個人的に残念だったのが、ファランクスを象徴している演出が再現されていなかったこと。たとえば、1面の後半の焼け野原の大地がラスタースクロールしないとか、2面の水中もラスタースクロールしないのは残念だったと思う。とくに1面後半の焼け野原の大地は、X68000版では、物言わぬ「争いの壮絶さ」をラスタースクロール+装飾スプライトを使って効果的に表現していた(と私は思う)。とくに、焼け出された鉄塔(ビル?)がさりげなく立っている辺りが、大変いい味を出していたのに、ラスター再現を削った弊害でそれらも同時に再現不可能になり、とても残念。

私はWiiでの開発経験がないので、もしかしたら無茶なことを言っているのかもしれないが、すだれ状のテクスチャを縦に並べるだけで再現できると思うし、おそらく Wiiの描画能力的にもファランクスの1面程度のものであれば、60fps は余裕だと思うのだが、実際はどうなのだろう?

あと気になった点は、やっぱり音楽。個々の好みの問題があるので、一概に良い悪いは判断できないとは思うが、個人的には、原作のFM音源のBGMをベタ流しして欲しかった。Wii版は聴いた所、ローランドの MT-32 っぽい音をしているが、よく聴くとそうでは無さそうなので、BGMは Wii版用に作り直しをしているようだ。(譜面自体はX68000版と同じ)

X68000版はハードウェアの ADPCM1音という制約上、ファランクスの場合はとくにドラムパートの欠落が顕著という止むを得ない事情があったが、Wiiであれば、そういう問題は起こるはずがないので、ドラムパートが欠落しないベタ録のFM音源+ADPCMのBGMを密かに期待していただけに残念。(ちなみに、X68000版は PCM8に対応するパッチがあったらしい)

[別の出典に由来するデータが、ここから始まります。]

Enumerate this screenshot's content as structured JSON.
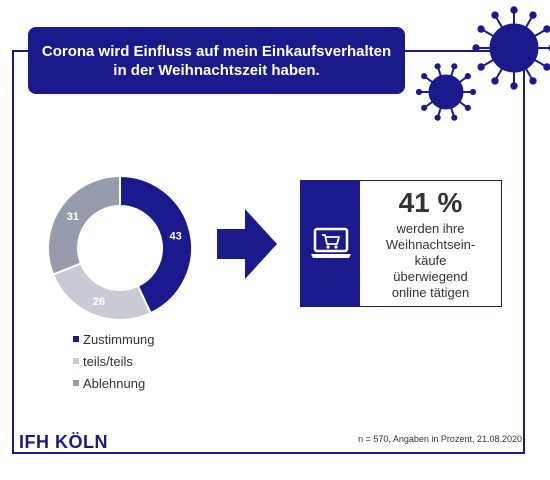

また、今回、「Wiiモード」と「X68モード」という2種類のゲームモードがあるが、これらモードの違いが想像していたものと全く異なっており、「Wiiモード」を選択すると、一部のキャラがコミカルキャラになったり、ステージ開始時に「おやじギャグ」が出たりするというシロモノだったりする。個人的には、Wiiモードにすると、当時ソフトウェアでごり押しで再現していた回転拡大縮小が、ハードウェアアクセラレーションで滑らかになったり、新しい武器が出たり、理不尽だった敵配置が修正されたりするのかと思っていた。これだったら、初めから「コミカルモード」「オリジナルモード」としておいた方が期待を裏切らなくてよかったのでは?と思った。

それとどうでもいいことかもしれないが、CEROのセクシャル判定に該当するような演出が削除されていた。(ネタバレにつき詳細は記載しない。)

ただ、悪い点ばかりでもなく、良くなった点も多々ある。たとえば、X68000版に比べて、敵弾やキャラクターが見やすくなっている。X68000版はキャラクターが背景に対してカメレオン状態な配色だったため、とくに敵弾が見づらく、何時の間にかミスしているということが多々あった。

他には当然ながら、当時、ソフトウェアでごり押しで再現していた回転拡大縮小が、スムーズに表現されていて、おそらく当時の開発者は、こういうことをしたかったんだろうなぁ・・・としみじみ思った。(もちろん、当時のゴリ押しエフェクトも最高に輝いていたと思う。)

それで最大の改良点と言えると思うが、理不尽な敵の配置や攻撃が緩和(見直されて)おり、他にもボスや中ボスなどにダメージを与えるとその箇所がフラッシュするように変更されていて、ダメージを与えているかどうかが視覚的にわかるのようになっており、こういう細やかな気遣いがとても好感が持てた。